Shreyas Talpade, as usual, is subtle and good. Kiron Kher, as usual, is loud but good.
Most importantly, SRK is, as usual, LOUD, hamming, but quite unusually, fitting. It’s a role that let him be – an over-actor, with an ease that can only come when you’re not acting!
The movie is a mish-mash of Karz, Madhumati, with plenty of spoofs (like The Great Indian Laughter Challenge), quite a few gaping voids (people leaving the hot shot producers to lie on the floor just when a mishap has happened), some great editing (I loved the shots where DP is dancing with Sunil Dutt (not Sanjay Dutt) and old-time Rajesh Khanna and Jeetendra, average to good music and a lot of masala. Comments on the industry cannot be missed – be it a Sooraj Barjatya searching for cliché dialogues, or the subtle reference to some star sons being superstars by virture of being star sons (read- Abhishek Bachchan), or the dominance of Khans and Kapoors in the industry. The best comment is when a director Partho Roy (reference to great Bengali directors) who has put in three cameras – one for Bimal Roy angle, one for Satyajit Ray angle and one for GuruDutt angle is suggested by Mukesh Mehra (Arjun Rampal playing a producer – Prakash Mehra?) – ek Manmohan Desai angle daal do, wahi kaam aayega! This definitely comes across as Farah Khan’s way of deprecating the industry/her comrades to create some laughters – just as dada (Subhrajyoti Ghatak) would do.
Story – Beaten to death reincarnation story, cameras panning in from all angles to remind the protagonist of his forgotten past life, a white-haired mother leaving no chance for cracking melodramatic monologues, a friend who’s grayed with the age and believes in his friend, a spirit who manifests just at the right time to seek her revenge, even as things are being kept as human as possible. A villain who conveniently commits a murder and leaves the country to return 30 years later where his past is waiting for him. Oh-so-convenient. Its not the story where the effort is put. The story is conveniently taken off from Karz, Madhumati (yeah! she thought I wouldnt notice!), chala murari hero banNe and the likes. It’s the screenplay and editing where the effort has been put.
Screenplay and editing – Good. Better than above average. Good comments, spoofs and humor.
Music – Ajab Si and Main Agar kahoon are definitely above average. Rahat’s Jag Soona Soona Lage is standard Rahat Fateh Ali Khan fare – soulful, nice, but wont make it as big as Saiyaan (Ta Ra Rum Pum) or Mann Ki Lagan. updated (11-Nov) – won’t make it as big as his previous songs (like Mann ki Lagan (Paap) or Jiya Dhadak Dhadak Jaye (Kalyug).  (Khan – Thanks for pointing out. My mistake!!)

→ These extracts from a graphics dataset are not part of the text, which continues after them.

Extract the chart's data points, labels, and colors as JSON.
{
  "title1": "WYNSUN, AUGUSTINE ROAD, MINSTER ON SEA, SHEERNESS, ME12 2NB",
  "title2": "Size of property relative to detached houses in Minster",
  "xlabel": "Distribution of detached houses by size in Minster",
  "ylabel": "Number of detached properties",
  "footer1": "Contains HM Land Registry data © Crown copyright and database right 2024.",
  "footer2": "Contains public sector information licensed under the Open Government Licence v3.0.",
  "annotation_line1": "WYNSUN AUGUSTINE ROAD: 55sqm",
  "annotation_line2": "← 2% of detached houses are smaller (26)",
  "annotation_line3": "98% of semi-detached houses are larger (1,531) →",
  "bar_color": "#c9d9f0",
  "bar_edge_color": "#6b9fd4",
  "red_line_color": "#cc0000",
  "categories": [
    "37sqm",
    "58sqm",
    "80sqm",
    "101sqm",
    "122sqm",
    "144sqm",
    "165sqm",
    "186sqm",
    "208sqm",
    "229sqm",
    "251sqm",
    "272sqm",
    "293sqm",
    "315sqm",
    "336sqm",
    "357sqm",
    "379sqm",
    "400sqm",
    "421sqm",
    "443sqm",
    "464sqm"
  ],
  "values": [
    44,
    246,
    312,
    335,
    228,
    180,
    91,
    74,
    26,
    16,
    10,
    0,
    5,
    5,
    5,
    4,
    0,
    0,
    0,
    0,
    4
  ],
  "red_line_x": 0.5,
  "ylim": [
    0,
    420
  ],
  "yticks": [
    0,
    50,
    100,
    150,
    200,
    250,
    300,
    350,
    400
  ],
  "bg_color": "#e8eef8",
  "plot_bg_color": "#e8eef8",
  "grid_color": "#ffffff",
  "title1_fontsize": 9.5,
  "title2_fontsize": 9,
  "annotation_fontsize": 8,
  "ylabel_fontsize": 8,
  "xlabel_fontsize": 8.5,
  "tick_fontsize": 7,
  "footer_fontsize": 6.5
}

Overall – Definitely watcheable once. Don’t go by my cribs. I think it’s a director’s movie. She has played it by her creativity which is weird and funny. And she has done a tremendous job of editing. Actors are fitting. Everyone fits. Even the over acting kkkkkk.. Khan. .. shahrukh khan.

and on that note -I do want to watch Saawariya. Despite the complete snubbing it has got from many reviewers. 1. Its based on Doestoevsky’s White Night. 2. It wont disappoint me on a couple of counts – Great camerawork and sets, and some great imagination.